For the past week I've been compiling the Linux kernel from source once a day at work. I'm now compiling X server from source. I have no idea what I'm doing. [editline]27th August 2015[/editline] Why does this driver require some of the newest kernel I don't know.
imgur is blocked at work, but google works! [url]https://goo.gl/photos/LKfzJJZ9Vmqi83hQ7[/url] I managed to break my desktop by updating the kernel and xserver, both compiled from source... :(
Does elementary still locks the desktop when you first install?
[QUOTE=mastersrp;48552322]It's been a long while ago, but iirc, they moved everything away, then created the symlinks, then moved everything to the /usr/bin directory. Additionally, everything now installed with prefixes to the /usr/bin directory (when possible). [editline]27th August 2015[/editline] It doesn't make much sense to have /usr/sbin, /sbin, and /bin anyway. /usr/bin is fine, and while a lot of people have commented on it being problematic in regard to emergency shells, I have yet to see a system where /usr was on a seperate partition. /usr/local, /var, and /opt, sure. But /usr/ doesn't make sense, considering /usr/lib.[/QUOTE] I saw a server environment where /usr was on a separate partition and /home was a symlink to /usr/home course this was before systemd came along and decided to stick its shit in /usr despite being a critical system process, so
About to install Lubuntu on my ancient Latitude D620, excited to see how it runs.
But #!++ for shit computers!
[t]http://i.imgur.com/iEZ5lZV.jpg[/t] Actually ended up going with Xubuntu. The install is going nicely. Excited to start using this thing again. holy shit that is a quality photograph 10/10 on my part [editline]30th August 2015[/editline] Alright, actually posting from it now. Runs like a dream, much better I think than when it was running XP.
Snip wrong thread.
[QUOTE=lavacano;48576587]I saw a server environment where /usr was on a separate partition and /home was a symlink to /usr/home course this was before systemd came along and decided to stick its shit in /usr despite being a critical system process, so[/QUOTE] Wasn't that kind of what the BSD guys did though? Void Linux is nice in the latter area, in that it doesn't even support systemd. [editline]31st August 2015[/editline] (Void Linux is also made by some guys from the BSD culture, so something may be borrowed from that)
[QUOTE=mastersrp;48579465]Wasn't that kind of what the BSD guys did though?[/quote] I think the admin was a BSD vet. [quote]Void Linux is nice in the latter area, in that it doesn't even support systemd. [editline]31st August 2015[/editline] (Void Linux is also made by some guys from the BSD culture, so something may be borrowed from that)[/QUOTE] I still hold the opinion that system critical files don't belong in /usr, period. If I ever decided to do the whole "combine the bin dirs" thing I'd probably just link everything to /bin (or take a shortcut and link /usr to /) just to make sure the system critical files are where they belong.

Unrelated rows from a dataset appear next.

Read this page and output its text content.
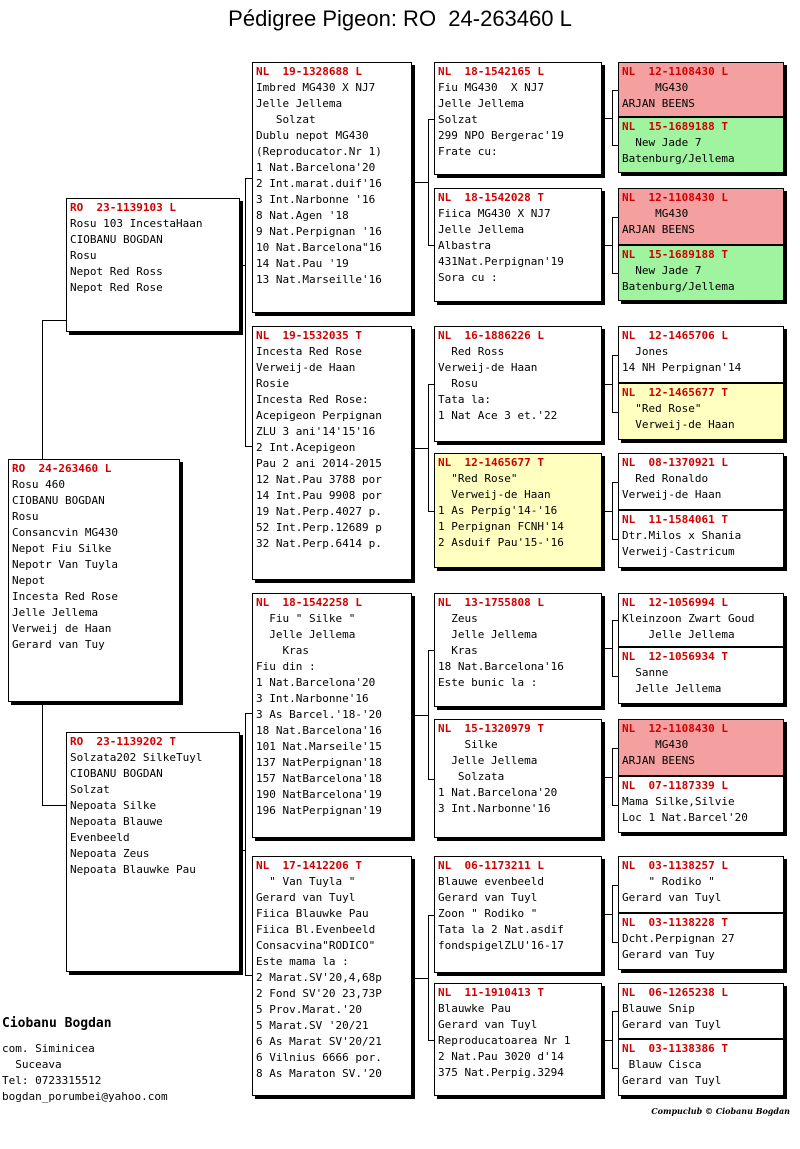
Pédigree Pigeon: RO  24-263460 L
RO  24-263460 L
Rosu 460
CIOBANU BOGDAN
Rosu
Consancvin MG430
Nepot Fiu Silke
Nepotr Van Tuyla
Nepot
Incesta Red Rose
Jelle Jellema
Verweij de Haan
Gerard van Tuy
RO  23-1139103 L
Rosu 103 IncestaHaan
CIOBANU BOGDAN
Rosu
Nepot Red Ross
Nepot Red Rose
RO  23-1139202 T
Solzata202 SilkeTuyl
CIOBANU BOGDAN
Solzat
Nepoata Silke
Nepoata Blauwe
Evenbeeld
Nepoata Zeus
Nepoata Blauwke Pau
NL  19-1328688 L
Imbred MG430 X NJ7
Jelle Jellema
Solzat
Dublu nepot MG430
(Reproducator.Nr 1)
1 Nat.Barcelona'20
2 Int.marat.duif'16
3 Int.Narbonne '16
8 Nat.Agen '18
9 Nat.Perpignan '16
10 Nat.Barcelona"16
14 Nat.Pau '19
13 Nat.Marseille'16
NL  19-1532035 T
Incesta Red Rose
Verweij-de Haan
Rosie
Incesta Red Rose:
Acepigeon Perpignan
ZLU 3 ani'14'15'16
2 Int.Acepigeon
Pau 2 ani 2014-2015
12 Nat.Pau 3788 por
14 Int.Pau 9908 por
19 Nat.Perp.4027 p.
52 Int.Perp.12689 p
32 Nat.Perp.6414 p.
NL  18-1542258 L
Fiu " Silke "
Jelle Jellema
Kras
Fiu din :
1 Nat.Barcelona'20
3 Int.Narbonne'16
3 As Barcel.'18-'20
18 Nat.Barcelona'16
101 Nat.Marseile'15
137 NatPerpignan'18
157 NatBarcelona'18
190 NatBarcelona'19
196 NatPerpignan'19
NL  17-1412206 T
" Van Tuyla "
Gerard van Tuyl
Fiica Blauwke Pau
Fiica Bl.Evenbeeld
Consacvina"RODICO"
Este mama la :
2 Marat.SV'20,4,68p
2 Fond SV'20 23,73P
5 Prov.Marat.'20
5 Marat.SV '20/21
6 As Marat SV'20/21
6 Vilnius 6666 por.
8 As Maraton SV.'20
NL  18-1542165 L
Fiu MG430  X NJ7
Jelle Jellema
Solzat
299 NPO Bergerac'19
Frate cu:
NL  18-1542028 T
Fiica MG430 X NJ7
Jelle Jellema
Albastra
431Nat.Perpignan'19
Sora cu :
NL  16-1886226 L
Red Ross
Verweij-de Haan
Rosu
Tata la:
1 Nat Ace 3 et.'22
NL  12-1465677 T
"Red Rose"
Verweij-de Haan
1 As Perpig'14-'16
1 Perpignan FCNH'14
2 Asduif Pau'15-'16
NL  13-1755808 L
Zeus
Jelle Jellema
Kras
18 Nat.Barcelona'16
Este bunic la :
NL  15-1320979 T
Silke
Jelle Jellema
Solzata
1 Nat.Barcelona'20
3 Int.Narbonne'16
NL  06-1173211 L
Blauwe evenbeeld
Gerard van Tuyl
Zoon " Rodiko "
Tata la 2 Nat.asdif
fondspigelZLU'16-17
NL  11-1910413 T
Blauwke Pau
Gerard van Tuyl
Reproducatoarea Nr 1
2 Nat.Pau 3020 d'14
375 Nat.Perpig.3294
NL  12-1108430 L
MG430
ARJAN BEENS
NL  15-1689188 T
New Jade 7
Batenburg/Jellema
NL  12-1108430 L
MG430
ARJAN BEENS
NL  15-1689188 T
New Jade 7
Batenburg/Jellema
NL  12-1465706 L
Jones
14 NH Perpignan'14
NL  12-1465677 T
"Red Rose"
Verweij-de Haan
NL  08-1370921 L
Red Ronaldo
Verweij-de Haan
NL  11-1584061 T
Dtr.Milos x Shania
Verweij-Castricum
NL  12-1056994 L
Kleinzoon Zwart Goud
Jelle Jellema
NL  12-1056934 T
Sanne
Jelle Jellema
NL  12-1108430 L
MG430
ARJAN BEENS
NL  07-1187339 L
Mama Silke,Silvie
Loc 1 Nat.Barcel'20
NL  03-1138257 L
" Rodiko "
Gerard van Tuyl
NL  03-1138228 T
Dcht.Perpignan 27
Gerard van Tuy
NL  06-1265238 L
Blauwe Snip
Gerard van Tuyl
NL  03-1138386 T
Blauw Cisca
Gerard van Tuyl
Ciobanu Bogdan
com. Siminicea
Suceava
Tel: 0723315512
bogdan_porumbei@yahoo.com
Compuclub © Ciobanu Bogdan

[QUOTE=lavacano;48579931]I think the admin was a BSD vet. I still hold the opinion that system critical files don't belong in /usr, period. If I ever decided to do the whole "combine the bin dirs" thing I'd probably just link everything to /bin (or take a shortcut and link /usr to /) just to make sure the system critical files are where they belong.[/QUOTE] What resides outside the /usr directory, that would allow you to have everything outside it? Or to put it in other words, what critical software would only work from /usr? I mean, a lot of stuff requires /usr/share/* shit to work, and they don't try reading /share.
[QUOTE=~Kiwi~v2;48581646]also otterbrowser is safari?[/QUOTE] [quote]Browser based on Webkit[/quote]
konqueror shows up as safari too sometimes
[QUOTE=mastersrp;48581135]What resides outside the /usr directory, that would allow you to have everything outside it? Or to put it in other words, what critical software would only work from /usr? I mean, a lot of stuff requires /usr/share/* shit to work, and they don't try reading /share.[/QUOTE] The shit that's required to boot. A shell, init (again, systemd ruined this one), kernel modules...you know, shit that would cause the kernel to panic if it can't find it.